Buddy must you sit in top of me? I grab my purse off the chair next to me trying to vacate the seat before he deposits his derrière. It's not like you can't sit on the next one over which is just plain empty. He misjudges and sits down between the two seats. They squeak and slide - a tad."Oops - choose one," he says to no one in particular or is it to me? He readjusts his derrière and chooses the one, of course, right on top of me. Of two seats, one empty and one with a purse on it, why would he choose to sit on the one with the purse on it?
My neighbour stirs and clears his throat. I keep my head resolutely down. Buddy, don't talk to me. I may be in the passport office, and it might not look like much to you, but this is 'me' time. I glance across at the paperwork on his lap. He has the same first name as my father and two others beside. He was born in England before the Second World War and his last name is a chess piece. Hmm - he also made a journey across the water from the North Shore.
I wonder: did he come to Canada as a child evacuee during the war? Did he emigrate to a new life with his parents soon after the war - his dad a RAF pilot regaling the family on cold winter nights with war stories? Soon his wife joins him. From their accents I surmise they came to Canada as adults, in the sixties, as a young married couple. Chances are they started their Canadian life back east before the bitter winters drove them west and they traded their snow shovel for an umbrella.
"How long will we have to wait?" asks his wife.
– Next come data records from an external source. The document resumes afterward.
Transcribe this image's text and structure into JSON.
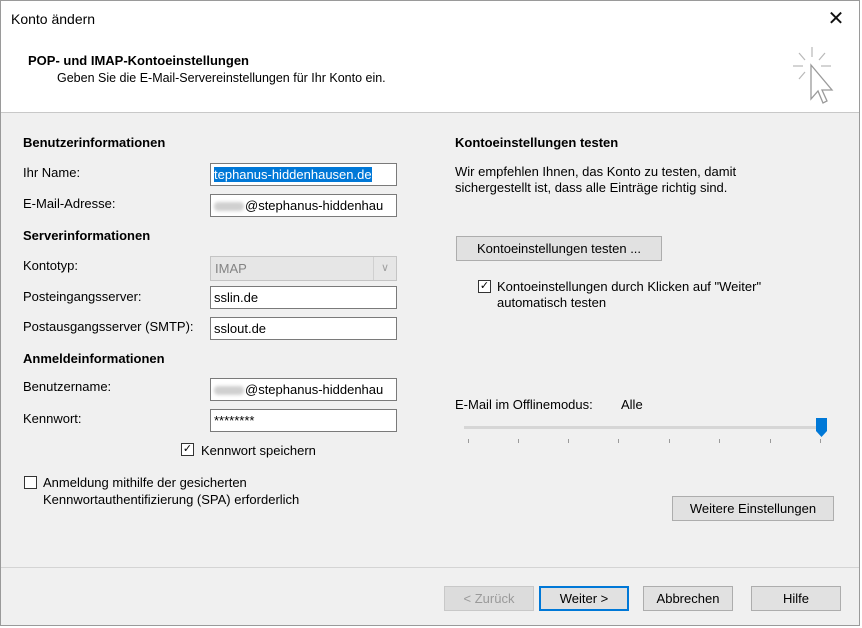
{
  "window": {
    "title": "Konto ändern",
    "close_glyph": "✕"
  },
  "header": {
    "title": "POP- und IMAP-Kontoeinstellungen",
    "subtitle": "Geben Sie die E-Mail-Servereinstellungen für Ihr Konto ein.",
    "icon": "wizard-cursor-icon"
  },
  "user_info": {
    "heading": "Benutzerinformationen",
    "name_label": "Ihr Name:",
    "name_value": "tephanus-hiddenhausen.de",
    "email_label": "E-Mail-Adresse:",
    "email_value": "@stephanus-hiddenhau"
  },
  "server_info": {
    "heading": "Serverinformationen",
    "account_type_label": "Kontotyp:",
    "account_type_value": "IMAP",
    "incoming_label": "Posteingangsserver:",
    "incoming_value": "sslin.de",
    "outgoing_label": "Postausgangsserver (SMTP):",
    "outgoing_value": "sslout.de"
  },
  "login_info": {
    "heading": "Anmeldeinformationen",
    "username_label": "Benutzername:",
    "username_value": "@stephanus-hiddenhau",
    "password_label": "Kennwort:",
    "password_value": "********",
    "remember_label": "Kennwort speichern",
    "remember_checked": true,
    "spa_label_line1": "Anmeldung mithilfe der gesicherten",
    "spa_label_line2": "Kennwortauthentifizierung (SPA) erforderlich",
    "spa_checked": false
  },
  "test": {
    "heading": "Kontoeinstellungen testen",
    "desc_line1": "Wir empfehlen Ihnen, das Konto zu testen, damit",
    "desc_line2": "sichergestellt ist, dass alle Einträge richtig sind.",
    "test_button": "Kontoeinstellungen testen ...",
    "auto_test_line1": "Kontoeinstellungen durch Klicken auf \"Weiter\"",
    "auto_test_line2": "automatisch testen",
    "auto_test_checked": true
  },
  "offline": {
    "label": "E-Mail im Offlinemodus:",
    "value": "Alle",
    "slider_position": 1.0
  },
  "more_settings_button": "Weitere Einstellungen",
  "footer": {
    "back": "< Zurück",
    "next": "Weiter >",
    "cancel": "Abbrechen",
    "help": "Hilfe"
  },
  "colors": {
    "selection": "#0078d7",
    "accent": "#0078d7"
  }
}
"I don't know," he replies. "It's almost this lady's turn but there are still 20 numbers before it is ours."
I long to ignore him. But I respond.
"I've been here 40 minutes already - so you might wait as long as an hour."
There - he wins. He got me to talk.
Ten minutes later, the monitor pings and displays 'F354'.
"It's your turn," says my retired Anglo-Canadian fellow citizen.
"Yes, thank you," I reply, likely never to see him and his wife again.
Yet, one never knows, perhaps one day we will meet again - on the pages of a story.